Vince grimaced at the mention of the name. “I don’t deny it. When she calls me that, she doesn’t sound as if she hates my father.”
“Well, that’s something, isn’t it?”
Shrugging one shoulder, Vince repeated, “Whatever’s wrong with my mother isn’t the normal confusion that comes with age. It happened too young. So we have to be able to treat her, and I’m going to find out how. I’m not quitting, not when it’s something as important as my mother. I’m going to keep reading and hunting for a way to bring her back.” A wave of exhaustion washed over him then, and he thought that tonight, maybe just this once he could stop standing guard enough to sleep. “Let’s go to bed.”
Tina jumped at his words.
Vince looked at her and realized what he’d said. “Uh . . . I mean . . .” He felt his cheeks coloring, and he never blushed. But she sure did. Her head was turning the color of a ripe cherry.
“I’m sorry . . . I’m going to bed now. Good night, Tina.” This was why they needed a better chaperone than Mother. Who right now was fast asleep, snoring.
“Good night. I’ll wait here for Jonas.” She turned away, but not before Vince saw another bright flush spread across her face.
Chapter 22
Jonas walked Tina ov
er to the boardinghouse the next morning and then ran off with Melissa. Tina got Mother dressed and over to the diner. Jonas and Melissa showed up over an hour later looking incredibly happy.

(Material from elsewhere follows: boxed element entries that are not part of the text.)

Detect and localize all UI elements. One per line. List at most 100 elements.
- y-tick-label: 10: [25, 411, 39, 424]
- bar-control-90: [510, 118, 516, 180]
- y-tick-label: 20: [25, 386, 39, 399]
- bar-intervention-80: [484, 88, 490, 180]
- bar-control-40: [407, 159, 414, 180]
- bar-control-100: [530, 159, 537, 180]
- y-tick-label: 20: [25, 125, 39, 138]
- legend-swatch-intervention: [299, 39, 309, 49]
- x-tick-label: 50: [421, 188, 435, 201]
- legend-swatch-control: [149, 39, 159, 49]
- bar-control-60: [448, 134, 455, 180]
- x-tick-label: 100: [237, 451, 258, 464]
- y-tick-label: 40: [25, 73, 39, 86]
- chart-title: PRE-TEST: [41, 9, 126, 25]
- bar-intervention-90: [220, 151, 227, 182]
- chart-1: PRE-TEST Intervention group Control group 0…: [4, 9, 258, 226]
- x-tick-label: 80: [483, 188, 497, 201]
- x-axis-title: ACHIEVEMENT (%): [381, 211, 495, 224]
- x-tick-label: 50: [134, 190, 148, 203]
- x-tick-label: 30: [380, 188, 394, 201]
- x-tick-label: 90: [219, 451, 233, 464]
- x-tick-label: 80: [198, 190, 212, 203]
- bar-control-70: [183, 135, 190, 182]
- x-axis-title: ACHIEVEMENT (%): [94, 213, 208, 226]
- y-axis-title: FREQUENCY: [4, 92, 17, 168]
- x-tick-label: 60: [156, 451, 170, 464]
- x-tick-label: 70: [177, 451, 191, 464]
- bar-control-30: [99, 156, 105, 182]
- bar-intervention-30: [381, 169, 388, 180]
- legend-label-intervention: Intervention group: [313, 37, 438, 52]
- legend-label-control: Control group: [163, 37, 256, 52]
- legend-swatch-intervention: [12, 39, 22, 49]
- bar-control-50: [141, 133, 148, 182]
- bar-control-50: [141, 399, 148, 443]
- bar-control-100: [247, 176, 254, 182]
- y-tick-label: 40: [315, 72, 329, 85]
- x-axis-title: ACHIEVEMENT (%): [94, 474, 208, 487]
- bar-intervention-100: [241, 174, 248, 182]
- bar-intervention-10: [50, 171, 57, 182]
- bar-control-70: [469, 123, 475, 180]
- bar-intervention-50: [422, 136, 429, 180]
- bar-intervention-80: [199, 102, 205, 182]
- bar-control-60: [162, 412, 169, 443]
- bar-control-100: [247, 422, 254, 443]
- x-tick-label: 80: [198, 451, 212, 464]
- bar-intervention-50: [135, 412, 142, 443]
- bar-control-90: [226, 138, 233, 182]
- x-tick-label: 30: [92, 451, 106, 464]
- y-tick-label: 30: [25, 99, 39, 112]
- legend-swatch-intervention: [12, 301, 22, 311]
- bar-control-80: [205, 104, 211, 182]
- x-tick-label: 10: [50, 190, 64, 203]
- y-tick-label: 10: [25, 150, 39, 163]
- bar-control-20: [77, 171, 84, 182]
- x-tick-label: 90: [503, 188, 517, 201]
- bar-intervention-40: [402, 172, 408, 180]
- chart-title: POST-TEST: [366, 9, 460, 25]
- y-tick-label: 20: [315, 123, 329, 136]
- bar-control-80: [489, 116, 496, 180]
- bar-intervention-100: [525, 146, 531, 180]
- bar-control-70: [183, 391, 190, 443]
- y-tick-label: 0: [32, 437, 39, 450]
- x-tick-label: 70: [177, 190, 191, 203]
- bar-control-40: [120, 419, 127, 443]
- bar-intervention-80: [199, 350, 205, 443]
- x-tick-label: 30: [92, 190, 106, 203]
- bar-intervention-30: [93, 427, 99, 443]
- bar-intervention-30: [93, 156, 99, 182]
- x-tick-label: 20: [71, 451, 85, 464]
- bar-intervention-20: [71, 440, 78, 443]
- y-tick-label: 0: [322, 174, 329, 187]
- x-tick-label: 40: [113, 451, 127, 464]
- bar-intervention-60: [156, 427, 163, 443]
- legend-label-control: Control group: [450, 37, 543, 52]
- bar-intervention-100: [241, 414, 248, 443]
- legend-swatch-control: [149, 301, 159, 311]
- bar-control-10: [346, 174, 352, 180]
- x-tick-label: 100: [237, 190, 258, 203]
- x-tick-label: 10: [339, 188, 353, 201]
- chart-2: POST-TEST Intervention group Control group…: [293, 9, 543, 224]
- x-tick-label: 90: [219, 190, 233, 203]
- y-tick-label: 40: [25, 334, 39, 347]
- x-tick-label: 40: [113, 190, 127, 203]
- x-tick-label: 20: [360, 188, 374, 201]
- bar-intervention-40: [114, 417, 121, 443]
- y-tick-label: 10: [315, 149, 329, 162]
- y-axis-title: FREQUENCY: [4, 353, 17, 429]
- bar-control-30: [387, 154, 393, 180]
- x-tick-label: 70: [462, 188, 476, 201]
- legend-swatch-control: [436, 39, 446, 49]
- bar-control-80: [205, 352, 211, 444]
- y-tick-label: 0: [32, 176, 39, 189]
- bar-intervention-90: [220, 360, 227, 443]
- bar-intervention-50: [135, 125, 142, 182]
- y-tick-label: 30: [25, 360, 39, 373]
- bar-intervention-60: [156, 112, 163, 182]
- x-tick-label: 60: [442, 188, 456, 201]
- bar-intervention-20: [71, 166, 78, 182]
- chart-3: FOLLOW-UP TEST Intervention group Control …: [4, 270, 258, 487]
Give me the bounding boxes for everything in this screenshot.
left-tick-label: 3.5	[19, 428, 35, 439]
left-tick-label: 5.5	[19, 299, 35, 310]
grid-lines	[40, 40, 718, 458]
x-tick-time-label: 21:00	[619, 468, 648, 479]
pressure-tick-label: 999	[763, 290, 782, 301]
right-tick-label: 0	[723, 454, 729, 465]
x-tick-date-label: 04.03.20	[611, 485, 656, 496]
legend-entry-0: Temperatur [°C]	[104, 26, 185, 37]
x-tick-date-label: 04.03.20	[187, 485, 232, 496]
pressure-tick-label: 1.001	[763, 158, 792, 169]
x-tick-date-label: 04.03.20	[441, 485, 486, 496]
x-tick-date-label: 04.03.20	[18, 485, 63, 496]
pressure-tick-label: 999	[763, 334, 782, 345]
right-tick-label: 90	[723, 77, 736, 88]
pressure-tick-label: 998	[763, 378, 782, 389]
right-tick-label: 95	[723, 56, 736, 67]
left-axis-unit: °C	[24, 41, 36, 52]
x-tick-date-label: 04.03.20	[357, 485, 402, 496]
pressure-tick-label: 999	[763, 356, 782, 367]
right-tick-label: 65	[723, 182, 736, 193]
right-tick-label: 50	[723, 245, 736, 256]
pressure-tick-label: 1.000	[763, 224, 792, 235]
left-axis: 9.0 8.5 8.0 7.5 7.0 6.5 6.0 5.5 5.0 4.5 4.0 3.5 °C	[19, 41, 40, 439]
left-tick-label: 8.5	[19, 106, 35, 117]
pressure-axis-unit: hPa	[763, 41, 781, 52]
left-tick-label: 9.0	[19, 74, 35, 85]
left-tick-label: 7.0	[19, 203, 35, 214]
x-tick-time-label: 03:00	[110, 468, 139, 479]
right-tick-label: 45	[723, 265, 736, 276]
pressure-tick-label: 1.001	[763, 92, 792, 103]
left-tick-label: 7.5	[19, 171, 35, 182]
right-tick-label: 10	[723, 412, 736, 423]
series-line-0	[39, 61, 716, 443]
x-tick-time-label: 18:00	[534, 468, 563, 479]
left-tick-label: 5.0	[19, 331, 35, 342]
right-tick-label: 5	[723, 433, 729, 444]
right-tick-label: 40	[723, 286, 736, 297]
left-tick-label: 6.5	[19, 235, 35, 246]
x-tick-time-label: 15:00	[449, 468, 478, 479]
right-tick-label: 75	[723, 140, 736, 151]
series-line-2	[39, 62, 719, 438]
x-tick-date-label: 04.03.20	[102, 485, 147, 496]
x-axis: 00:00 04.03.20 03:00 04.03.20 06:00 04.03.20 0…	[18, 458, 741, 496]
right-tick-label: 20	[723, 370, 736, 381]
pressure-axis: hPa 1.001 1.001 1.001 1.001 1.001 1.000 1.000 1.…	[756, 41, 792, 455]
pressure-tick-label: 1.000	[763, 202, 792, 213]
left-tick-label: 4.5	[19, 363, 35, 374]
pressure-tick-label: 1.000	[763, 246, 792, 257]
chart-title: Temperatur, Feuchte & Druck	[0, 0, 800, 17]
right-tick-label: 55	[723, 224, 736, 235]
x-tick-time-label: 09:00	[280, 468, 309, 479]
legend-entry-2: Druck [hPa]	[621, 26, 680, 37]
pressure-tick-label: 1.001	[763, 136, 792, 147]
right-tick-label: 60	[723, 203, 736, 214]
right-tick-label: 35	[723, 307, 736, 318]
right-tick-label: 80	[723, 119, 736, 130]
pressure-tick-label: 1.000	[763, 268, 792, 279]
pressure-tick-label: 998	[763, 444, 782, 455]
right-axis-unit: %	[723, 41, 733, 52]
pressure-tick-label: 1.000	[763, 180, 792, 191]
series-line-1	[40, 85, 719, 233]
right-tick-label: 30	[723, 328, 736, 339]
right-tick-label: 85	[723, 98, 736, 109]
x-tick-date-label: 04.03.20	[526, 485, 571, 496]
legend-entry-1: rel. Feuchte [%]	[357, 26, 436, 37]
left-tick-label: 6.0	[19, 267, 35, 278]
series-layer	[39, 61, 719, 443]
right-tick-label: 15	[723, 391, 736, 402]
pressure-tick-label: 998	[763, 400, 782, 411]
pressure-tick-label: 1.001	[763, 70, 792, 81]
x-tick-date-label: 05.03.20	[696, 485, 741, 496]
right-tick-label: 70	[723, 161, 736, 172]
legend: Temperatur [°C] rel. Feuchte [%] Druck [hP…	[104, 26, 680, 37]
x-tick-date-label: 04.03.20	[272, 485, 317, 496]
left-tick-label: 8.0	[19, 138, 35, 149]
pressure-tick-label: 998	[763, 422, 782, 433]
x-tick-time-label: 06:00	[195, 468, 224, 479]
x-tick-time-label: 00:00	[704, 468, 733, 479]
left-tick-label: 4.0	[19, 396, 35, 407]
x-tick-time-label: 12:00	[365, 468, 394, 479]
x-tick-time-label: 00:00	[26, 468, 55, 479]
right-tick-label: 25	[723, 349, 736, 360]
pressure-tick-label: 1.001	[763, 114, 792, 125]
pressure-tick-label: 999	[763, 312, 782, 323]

Mrs. Yates set her heavy coffeepot down with a clang. “Missy, you are discharged.” Then Mother picked the pot up again and called Sledge Murphy a honey pie.
Tina took in Missy’s befuddled expression and said quietly, “Come in the kitchen.”
Missy got there just as Vince came in the back door. Vince looked at Missy and said, “Good, we need Jonas. You women need to watch out for Mother today. Luke sent a hand in and told us we need to get out to his ranch and help him hunt Quince Wilcox.”
Vince went on through to the dining room.
Missy arched a brow at the high-handed orders and turned to Tina. “What happened? Why am I fired?”
“She thinks you tried to burn down the boardinghouse yesterday morning.”
Quietly nodding as if this were no surprise, Missy said, “I’ll work with you in the kitchen while someone else cares for her. We’ll hope she forgets she’s upset with me.”
Tina appreciated the help. Maybe she could get off work a little early and put in some time marching her picket line. She missed the exercise. She wondered if Mother was good at tidy lettering—and maybe she’d like to have her own sign and march with Tina out front of Duffy’s place.
“Glynna is making sure she doesn’t leave the diner for now. We’ll worry about it after we finish up here.”
Tina and Missy kept busy cooking. They worked well together. A few questions flickered through Tina’s mind, but they all circled back around to some version of How do I fit in Jonas’s life if he marries you? That seemed selfish, so she just kept working.
The kitchen door swung open, and Vince poked his head in. “Can you two come here a minute so we only have to say this once?”
There was nothing that could burn, so they rushed into the dining room in time to see Vince and his Regulator friends pulling on coats and gloves. Their horses were tied in a line to the hitching post in front of the diner.
Vince looked at her, and she remembered how he’d been last night. Her heart had come near to breaking as he talked of his childhood. Neither one of them had it easy. Maybe no one ever had it easy.